Une enquête internationale dirigée par l’Université de Cambridge et publiée cette semaine parle d’Hammad et de nombreux autres étudiants dans une situation similaire, qui met en garde contre le risque sérieux d’émergence d’une « génération perdue » à Gaza après deux années de bombardements qui ont pulvérisé des écoles et des universités, ont causé des centaines de morts parmi les étudiants et les enseignants et ont provoqué un impact psychologique sur la jeunesse encore difficile à évaluer.

Les problèmes de connexion Internet ou la crainte qu'il y ait un bombardement à proximité, malgré le cessez-le-feu en vigueur, me stressent bien plus que les questions d'examen.

Leilian Hussein Hammad, étudiant palestinien

« Il n'y a pas un jour où je ne me sens pas divisée. Une partie de moi regarde autour de moi et veut tout abandonner ; une autre partie me dit que je suis capable et que je dois continuer à étudier au milieu de ces difficultés, même si rien n'indique que cela va s'améliorer dans un avenir proche », dit la jeune fille. « J’espère que ceux qui me succéderont auront la chance d’étudier et de rêver sans crainte. »

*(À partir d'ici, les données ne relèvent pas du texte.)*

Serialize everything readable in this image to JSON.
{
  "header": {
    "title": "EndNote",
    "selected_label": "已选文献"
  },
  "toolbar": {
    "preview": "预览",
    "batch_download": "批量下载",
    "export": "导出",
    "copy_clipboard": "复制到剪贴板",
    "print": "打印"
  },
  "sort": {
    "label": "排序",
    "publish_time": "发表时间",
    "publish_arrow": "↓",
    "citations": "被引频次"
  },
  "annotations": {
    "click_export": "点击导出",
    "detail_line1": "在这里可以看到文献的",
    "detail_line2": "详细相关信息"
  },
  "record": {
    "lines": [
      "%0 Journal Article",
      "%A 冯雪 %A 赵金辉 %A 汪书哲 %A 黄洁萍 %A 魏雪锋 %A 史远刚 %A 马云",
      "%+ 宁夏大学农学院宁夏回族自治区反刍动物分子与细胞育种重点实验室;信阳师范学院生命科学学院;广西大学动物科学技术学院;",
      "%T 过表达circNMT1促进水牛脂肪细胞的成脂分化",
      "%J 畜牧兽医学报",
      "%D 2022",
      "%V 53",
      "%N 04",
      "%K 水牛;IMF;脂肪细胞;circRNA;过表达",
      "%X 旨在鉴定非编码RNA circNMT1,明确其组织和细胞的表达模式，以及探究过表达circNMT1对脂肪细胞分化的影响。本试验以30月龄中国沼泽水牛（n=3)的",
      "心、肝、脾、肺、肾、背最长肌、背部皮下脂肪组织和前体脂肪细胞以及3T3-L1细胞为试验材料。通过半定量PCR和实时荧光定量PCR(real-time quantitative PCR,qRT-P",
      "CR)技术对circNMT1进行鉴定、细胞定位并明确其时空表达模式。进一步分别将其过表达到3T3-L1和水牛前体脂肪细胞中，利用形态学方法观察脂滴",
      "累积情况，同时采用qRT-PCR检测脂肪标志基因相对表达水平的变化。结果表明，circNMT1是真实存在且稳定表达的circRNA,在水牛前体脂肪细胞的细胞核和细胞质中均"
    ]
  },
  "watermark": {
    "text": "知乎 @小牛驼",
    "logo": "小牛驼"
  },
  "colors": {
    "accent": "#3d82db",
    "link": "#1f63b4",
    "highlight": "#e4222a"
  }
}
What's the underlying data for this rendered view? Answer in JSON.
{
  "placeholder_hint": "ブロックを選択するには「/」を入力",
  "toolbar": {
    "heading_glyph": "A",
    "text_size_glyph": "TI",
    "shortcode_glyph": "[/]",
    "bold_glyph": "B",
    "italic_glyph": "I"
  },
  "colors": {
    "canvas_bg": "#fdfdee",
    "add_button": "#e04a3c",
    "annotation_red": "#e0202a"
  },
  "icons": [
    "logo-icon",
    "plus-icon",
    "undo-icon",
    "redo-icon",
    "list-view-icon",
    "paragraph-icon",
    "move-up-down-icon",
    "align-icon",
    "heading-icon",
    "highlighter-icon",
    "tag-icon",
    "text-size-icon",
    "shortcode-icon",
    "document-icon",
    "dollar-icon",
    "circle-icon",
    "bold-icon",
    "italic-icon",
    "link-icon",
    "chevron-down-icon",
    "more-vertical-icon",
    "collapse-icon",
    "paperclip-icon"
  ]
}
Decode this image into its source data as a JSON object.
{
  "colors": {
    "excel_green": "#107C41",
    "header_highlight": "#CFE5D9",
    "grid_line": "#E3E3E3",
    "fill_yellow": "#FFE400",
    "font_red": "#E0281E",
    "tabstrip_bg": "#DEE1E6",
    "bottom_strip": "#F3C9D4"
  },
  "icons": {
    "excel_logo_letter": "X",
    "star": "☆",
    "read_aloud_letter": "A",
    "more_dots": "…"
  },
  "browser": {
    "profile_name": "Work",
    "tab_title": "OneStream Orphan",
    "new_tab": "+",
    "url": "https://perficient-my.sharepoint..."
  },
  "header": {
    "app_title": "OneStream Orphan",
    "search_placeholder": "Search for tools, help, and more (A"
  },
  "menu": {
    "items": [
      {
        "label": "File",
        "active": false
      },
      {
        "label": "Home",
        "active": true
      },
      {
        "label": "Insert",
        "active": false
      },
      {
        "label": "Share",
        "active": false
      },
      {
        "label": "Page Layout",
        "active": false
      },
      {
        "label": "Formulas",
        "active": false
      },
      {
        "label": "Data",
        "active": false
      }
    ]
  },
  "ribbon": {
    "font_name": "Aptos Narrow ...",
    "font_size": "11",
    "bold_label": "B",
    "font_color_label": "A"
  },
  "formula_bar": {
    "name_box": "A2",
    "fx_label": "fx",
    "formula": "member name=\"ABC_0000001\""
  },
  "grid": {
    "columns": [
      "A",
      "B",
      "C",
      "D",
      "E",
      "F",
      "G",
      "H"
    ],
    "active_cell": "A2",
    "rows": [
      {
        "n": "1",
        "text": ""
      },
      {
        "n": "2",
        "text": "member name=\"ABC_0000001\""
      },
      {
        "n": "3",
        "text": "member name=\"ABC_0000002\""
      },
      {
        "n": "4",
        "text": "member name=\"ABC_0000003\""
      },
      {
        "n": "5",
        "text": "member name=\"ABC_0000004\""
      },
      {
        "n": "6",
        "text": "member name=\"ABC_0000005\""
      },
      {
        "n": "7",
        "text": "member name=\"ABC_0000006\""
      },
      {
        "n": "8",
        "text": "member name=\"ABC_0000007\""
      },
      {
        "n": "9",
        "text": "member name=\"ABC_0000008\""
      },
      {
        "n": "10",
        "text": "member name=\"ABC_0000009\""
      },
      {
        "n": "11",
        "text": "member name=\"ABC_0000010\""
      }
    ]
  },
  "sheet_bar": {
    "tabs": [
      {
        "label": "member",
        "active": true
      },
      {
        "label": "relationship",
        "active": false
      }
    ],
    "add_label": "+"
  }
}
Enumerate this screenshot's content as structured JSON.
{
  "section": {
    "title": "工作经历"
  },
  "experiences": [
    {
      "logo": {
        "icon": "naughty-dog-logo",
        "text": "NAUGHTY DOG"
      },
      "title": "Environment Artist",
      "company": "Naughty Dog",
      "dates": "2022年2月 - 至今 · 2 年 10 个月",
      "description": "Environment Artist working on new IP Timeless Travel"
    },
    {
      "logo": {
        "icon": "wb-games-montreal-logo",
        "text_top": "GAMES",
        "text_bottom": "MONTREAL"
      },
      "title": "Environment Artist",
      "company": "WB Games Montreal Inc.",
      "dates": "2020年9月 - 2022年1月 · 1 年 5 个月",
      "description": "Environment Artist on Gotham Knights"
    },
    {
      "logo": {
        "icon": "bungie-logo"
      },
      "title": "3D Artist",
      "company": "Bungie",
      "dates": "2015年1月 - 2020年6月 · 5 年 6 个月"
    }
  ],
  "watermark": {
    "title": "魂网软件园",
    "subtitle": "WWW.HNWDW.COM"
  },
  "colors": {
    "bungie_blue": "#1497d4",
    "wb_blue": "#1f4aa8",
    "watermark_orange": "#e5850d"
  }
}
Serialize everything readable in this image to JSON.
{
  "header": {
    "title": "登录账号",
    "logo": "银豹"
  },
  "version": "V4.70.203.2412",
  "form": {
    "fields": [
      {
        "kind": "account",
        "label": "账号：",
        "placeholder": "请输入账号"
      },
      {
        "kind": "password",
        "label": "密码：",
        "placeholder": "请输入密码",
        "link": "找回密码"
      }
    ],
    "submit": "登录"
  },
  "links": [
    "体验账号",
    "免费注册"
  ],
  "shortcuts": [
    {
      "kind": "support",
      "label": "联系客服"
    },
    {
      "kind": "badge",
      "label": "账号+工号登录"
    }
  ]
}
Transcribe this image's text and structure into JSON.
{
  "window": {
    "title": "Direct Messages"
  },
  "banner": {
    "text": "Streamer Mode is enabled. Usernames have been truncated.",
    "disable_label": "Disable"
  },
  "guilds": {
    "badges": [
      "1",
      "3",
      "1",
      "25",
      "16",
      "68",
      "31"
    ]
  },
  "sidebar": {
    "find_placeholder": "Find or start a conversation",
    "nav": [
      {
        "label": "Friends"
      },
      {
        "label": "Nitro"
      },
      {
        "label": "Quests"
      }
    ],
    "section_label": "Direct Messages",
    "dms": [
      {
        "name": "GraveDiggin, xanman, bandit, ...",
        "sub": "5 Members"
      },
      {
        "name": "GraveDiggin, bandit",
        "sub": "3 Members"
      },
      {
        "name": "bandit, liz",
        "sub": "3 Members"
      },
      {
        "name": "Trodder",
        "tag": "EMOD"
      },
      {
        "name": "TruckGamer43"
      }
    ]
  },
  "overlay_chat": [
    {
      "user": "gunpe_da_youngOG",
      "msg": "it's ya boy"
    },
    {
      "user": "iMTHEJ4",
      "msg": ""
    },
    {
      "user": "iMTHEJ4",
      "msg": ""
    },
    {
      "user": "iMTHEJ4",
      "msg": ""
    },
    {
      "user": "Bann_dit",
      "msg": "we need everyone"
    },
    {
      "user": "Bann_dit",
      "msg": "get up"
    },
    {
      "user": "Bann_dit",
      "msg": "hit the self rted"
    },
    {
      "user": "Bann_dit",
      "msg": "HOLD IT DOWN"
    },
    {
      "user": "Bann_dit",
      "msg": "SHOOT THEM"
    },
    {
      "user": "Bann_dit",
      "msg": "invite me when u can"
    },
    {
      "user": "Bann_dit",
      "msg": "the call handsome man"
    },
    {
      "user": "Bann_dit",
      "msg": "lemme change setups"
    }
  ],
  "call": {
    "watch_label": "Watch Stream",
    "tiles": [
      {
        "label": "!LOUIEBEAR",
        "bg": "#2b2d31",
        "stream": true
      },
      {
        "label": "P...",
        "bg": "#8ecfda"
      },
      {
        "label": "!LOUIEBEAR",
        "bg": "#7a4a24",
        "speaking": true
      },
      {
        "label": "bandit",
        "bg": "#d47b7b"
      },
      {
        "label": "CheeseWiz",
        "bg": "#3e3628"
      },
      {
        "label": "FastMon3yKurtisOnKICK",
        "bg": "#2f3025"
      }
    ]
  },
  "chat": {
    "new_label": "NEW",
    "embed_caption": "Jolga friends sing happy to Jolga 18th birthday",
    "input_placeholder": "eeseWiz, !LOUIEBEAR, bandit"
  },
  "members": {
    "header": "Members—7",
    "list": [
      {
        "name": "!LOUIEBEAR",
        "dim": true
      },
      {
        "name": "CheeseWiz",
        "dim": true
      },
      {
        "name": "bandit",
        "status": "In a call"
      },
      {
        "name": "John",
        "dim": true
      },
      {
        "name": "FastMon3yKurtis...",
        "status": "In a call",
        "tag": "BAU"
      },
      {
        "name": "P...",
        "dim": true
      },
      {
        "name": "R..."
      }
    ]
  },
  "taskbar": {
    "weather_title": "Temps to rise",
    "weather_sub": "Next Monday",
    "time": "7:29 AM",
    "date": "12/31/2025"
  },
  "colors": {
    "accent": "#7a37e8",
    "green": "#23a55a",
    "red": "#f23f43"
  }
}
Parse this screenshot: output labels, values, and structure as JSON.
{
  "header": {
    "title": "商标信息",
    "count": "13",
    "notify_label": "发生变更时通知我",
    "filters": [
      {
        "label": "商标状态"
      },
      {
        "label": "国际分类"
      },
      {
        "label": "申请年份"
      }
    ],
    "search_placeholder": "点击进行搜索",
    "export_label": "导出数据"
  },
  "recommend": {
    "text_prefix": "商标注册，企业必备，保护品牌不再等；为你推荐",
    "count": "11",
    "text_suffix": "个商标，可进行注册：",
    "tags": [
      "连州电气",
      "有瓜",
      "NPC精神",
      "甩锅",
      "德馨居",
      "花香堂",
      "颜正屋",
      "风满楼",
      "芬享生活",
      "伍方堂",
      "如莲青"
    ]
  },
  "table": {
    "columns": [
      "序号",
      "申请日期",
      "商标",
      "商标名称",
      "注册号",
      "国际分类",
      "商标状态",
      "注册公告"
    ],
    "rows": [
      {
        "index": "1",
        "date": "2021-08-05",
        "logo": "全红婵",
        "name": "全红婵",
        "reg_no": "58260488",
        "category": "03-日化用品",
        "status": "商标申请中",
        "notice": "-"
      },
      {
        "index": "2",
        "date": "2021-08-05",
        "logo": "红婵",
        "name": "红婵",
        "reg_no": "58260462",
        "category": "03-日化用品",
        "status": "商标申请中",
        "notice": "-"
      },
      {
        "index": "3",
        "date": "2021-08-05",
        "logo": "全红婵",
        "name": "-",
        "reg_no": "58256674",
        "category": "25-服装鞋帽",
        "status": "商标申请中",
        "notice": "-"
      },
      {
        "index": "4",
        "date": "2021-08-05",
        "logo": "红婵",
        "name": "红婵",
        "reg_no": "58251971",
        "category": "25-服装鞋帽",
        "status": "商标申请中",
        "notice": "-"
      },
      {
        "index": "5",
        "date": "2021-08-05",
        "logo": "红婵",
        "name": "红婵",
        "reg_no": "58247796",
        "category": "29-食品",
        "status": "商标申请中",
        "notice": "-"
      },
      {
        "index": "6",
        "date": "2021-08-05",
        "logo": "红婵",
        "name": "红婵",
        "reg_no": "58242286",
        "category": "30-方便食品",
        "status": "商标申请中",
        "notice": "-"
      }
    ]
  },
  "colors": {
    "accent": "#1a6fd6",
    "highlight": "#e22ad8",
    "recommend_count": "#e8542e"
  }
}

Selon le Bureau de coordination des affaires humanitaires (OCHA) de l'ONU, au moins 18 069 écoliers et 780 enseignants dans la bande de Gaza ont perdu la vie et plus de 26 391 étudiants et 3 211 enseignants ont été blessés depuis octobre 2023. « Les Palestiniens ont montré une volonté extraordinaire de ne pas abandonner l'éducation, mais le découragement des jeunes devrait être un grand signal d'alarme pour la communauté internationale. à l'éducation. éducation. Au total, Israël a tué au moins 71 000 Gazaouis en deux ans après que le mouvement islamiste palestinien Hamas a mené des attaques sanglantes sur son territoire, au cours desquelles quelque 1 250 personnes sont mortes.

Au bord de l’effondrement total

Selon l'ONU, plus de 91 % des écoles de Gaza (518 sur un total de 564) devront être reconstruites pour pouvoir être réutilisées et seulement 38 % des élèves du primaire et du secondaire de la bande de Gaza ont pu accéder à tout type d'apprentissage au cours des deux dernières années, ce qui, selon les auteurs de cette étude, est sur le point « d'effacer le droit des enfants à l'éducation et, avec lui, leur propre identité ». « Les étudiants ont l’impression d’avoir été tués simplement parce qu’ils sont Gazaouis », a déclaré à l’équipe de recherche un membre d’une organisation internationale.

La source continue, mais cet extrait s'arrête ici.